顧寒山領着一隊人馬到了西南王管轄的境内,雖然知道西南王心懷鬼胎,然而面子功夫卻還是要做的。
西南王領着自己府中的下人:“顧少将,久違了。”
顧寒山朝他點點頭,他不善言辭,如此已經算是極限。
西南王也不在意他的态度,笑眯眯地說道:“顧少将其實不用來這一趟,既然糧草要從本王這邊經過,本王自然會護其無恙。”
顧寒山不想和這笑面虎周旋下去,直接說道:“王爺不放心,特意命我親自把守。”
西南王臉上的笑容一僵,她沒想到顧寒山當真如此不通人情世故,這一句話直接堵得他啞口無言。
西南王自己心裡悶火,然而他卻隻能暗自忍下,他必須同顧寒山站在一起,到時候才好洗去身上的嫌疑。
風獵獵作響,顧寒山的披風在風中搖曳,他看着遠處一隊人馬悄然出現,頓時提起銀槍,往城樓下走去。

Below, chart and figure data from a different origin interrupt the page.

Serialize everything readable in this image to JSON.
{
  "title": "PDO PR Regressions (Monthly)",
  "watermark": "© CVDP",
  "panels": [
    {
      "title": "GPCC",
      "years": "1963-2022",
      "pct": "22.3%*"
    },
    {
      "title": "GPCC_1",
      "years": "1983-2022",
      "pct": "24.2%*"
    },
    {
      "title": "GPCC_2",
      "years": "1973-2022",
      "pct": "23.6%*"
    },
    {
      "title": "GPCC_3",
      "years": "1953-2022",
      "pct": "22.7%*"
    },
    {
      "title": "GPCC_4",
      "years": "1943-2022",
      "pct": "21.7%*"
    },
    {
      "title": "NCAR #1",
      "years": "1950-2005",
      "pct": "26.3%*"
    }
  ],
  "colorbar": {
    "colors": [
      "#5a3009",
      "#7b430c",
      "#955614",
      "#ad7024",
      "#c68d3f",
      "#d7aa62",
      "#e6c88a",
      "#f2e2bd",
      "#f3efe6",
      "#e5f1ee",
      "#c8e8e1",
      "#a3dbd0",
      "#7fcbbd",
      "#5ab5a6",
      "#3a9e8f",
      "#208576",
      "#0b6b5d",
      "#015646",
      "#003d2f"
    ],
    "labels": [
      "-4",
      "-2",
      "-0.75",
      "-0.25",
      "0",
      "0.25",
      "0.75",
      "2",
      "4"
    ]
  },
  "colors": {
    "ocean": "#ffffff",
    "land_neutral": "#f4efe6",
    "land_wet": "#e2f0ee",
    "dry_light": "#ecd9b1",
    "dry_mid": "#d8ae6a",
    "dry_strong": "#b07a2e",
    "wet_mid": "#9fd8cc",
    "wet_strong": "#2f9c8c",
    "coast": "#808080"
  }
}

随行的士兵立馬跟着顧寒山退下,西南王眸中閃過精光,他對管家使了一個眼色,管家微微點頭。
西南王心下了然,不慌不忙地跟在顧寒山身後。
城門被打開,顧寒山守在門口,兩隊人馬總算是交接成功。
西南王笑着說道:“前方戰事緊急,本王就不留上将軍了,一路好走。”
顧寒山騎在馬上,對西南王微微點頭:“多謝。”
說完,他一夾馬腹,領着隊伍往南疆方向走去。
直到顧寒山已經走了一段路了,西南王眯着眼睛看着顧寒山馬上到背影,語氣陰沉:“都準備好了?”
“王爺放心,都埋伏好了。”
西南王滿意地用手捋了捋胡子,笑道:“若是顧寒山被我們成功截殺,慕容璟不僅丢了糧草,還失去了一個左膀右臂,必定士氣大減,到那時便是我們的機會了。”
管家适時地拍馬屁道:“王爺英明!”
另一邊的顧寒山早已十足地戒備起來,他看着前面的一片樹林,沉聲說道:“提高戒備!”
“是!”
森林麗最方便埋伏,顧寒山行軍打仗多年,對于危險早就有着敏銳的直覺了。
有風從林中穿過,樹葉靜悄悄的落在地上。
然而太靜了!這便顯得不正常起來。
顧寒山似乎已經從風裡聞到了殺氣,他的手緊緊握着銀槍,是一副随時準備發起攻擊的模樣。
“叮!”
終于有人按耐不住率先動手,顧寒山銀槍一掃,正好擋住了射來的暗器。
這微弱的一聲仿佛吹響了号角一般,林中突然蹿出了即使名黑衣人,他們蒙着面,手裡拿着大刀,吼叫着朝他們砍來。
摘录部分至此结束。